El velatorio, definitivamente, se había salido de madre. La sala del tanatorio estaba atestada de gente, pocos por pena, la mayoría por aquello del compromiso social. Había empezado todo muy calmado, muy tranquilo, se hablaba en susurros, se daba el pésame en murmullos, se guardaba silencio a ratos y a ratos se hablaba, pero poco y bajito. La cosa fue cambiando a medida que llegaba más gente, el tono de voz se fue alzando sin prisa, pero sin pausa, la primera risa fue acallada por su mismo dueño con una mano en la boca para atrapar la carcajada y un «perdón» lleno de risueña compostura, pero pronto llegaron la segunda, la tercera, la cuarta... Y estas ya volaron libres y sin atadura alguna. Al cabo de no mucho, el murmullo arrullador dejó paso a una mareante algarabía y el velatorio pasó de acto luctuoso a festivo encuentro sin que nadie diera muestras de estar molesto por ello.
La familia lloraba a ratos y a ratos participaba de la bulla, más lo segundo que lo primero, no por falta de dolor, sino por exceso de vida.
Andaban todos tan ensimismados en sus conversaciones que nadie se fijó en cómo se abría, lentamente, la puerta de la salita donde descansaba el difunto a la espera de la despedida final. Ni nadie se percató de la pálida figura que, sin decir palabra, se quedó bajo el dintel contemplando a los bulliciosos y supuestos dolientes, con el pálido ceño fruncido y los lívidos brazos cruzados... hasta que la mismísima viuda lo descubrió y lanzó un potente grito que tuvo la virtud de hacer callar a todos y que, esos todos, se giraran, casi al unísono, hacia donde la aterrizada mujer señalaba.

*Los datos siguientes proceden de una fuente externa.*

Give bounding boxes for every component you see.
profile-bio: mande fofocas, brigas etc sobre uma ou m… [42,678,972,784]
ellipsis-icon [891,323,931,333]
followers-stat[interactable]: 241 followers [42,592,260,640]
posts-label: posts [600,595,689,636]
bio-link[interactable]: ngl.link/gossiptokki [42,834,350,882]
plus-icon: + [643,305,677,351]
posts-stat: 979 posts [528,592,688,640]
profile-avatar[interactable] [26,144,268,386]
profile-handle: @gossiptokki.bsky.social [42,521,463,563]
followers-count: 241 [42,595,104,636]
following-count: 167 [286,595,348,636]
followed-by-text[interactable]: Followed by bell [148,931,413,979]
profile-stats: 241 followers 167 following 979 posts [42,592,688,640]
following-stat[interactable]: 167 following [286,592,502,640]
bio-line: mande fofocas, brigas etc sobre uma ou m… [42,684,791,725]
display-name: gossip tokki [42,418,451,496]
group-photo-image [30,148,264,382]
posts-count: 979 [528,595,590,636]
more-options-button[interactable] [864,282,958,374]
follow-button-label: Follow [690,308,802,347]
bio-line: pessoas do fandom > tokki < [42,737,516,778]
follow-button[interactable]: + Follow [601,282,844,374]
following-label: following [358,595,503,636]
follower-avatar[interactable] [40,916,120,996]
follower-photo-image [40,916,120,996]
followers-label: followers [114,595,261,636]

Y entonces, el difunto, tras echar una torva mirada a toda la concurrencia, dijo con rasposa voz:
—Mucho les agradacería, señoras y señores míos, que tuvieran a bien guardar silencio —sí, el difunto era un poco redicho y clásico—, les recuerdo a ustedes que en esta habitación en la que me hallo, el difunto, o sea, yo, intenta comenzar su descanso eterno y con tanta vocería y tanta risa, me lo están poniendo ustedes bastante complicado. Pido disculpas si mi presencia ha causado algún percance y me retiro nuevamente a este mi penúltimo aposento, volviendo a rogarles, no ya silencio, sino, tan sólo que hablen más quedo.
Y, sin más, el extinto, se dio media vuelta, cerró la puerta y volvió a su postrer lecho.
A partir de ese momento no volvió a escucharse ni una tos.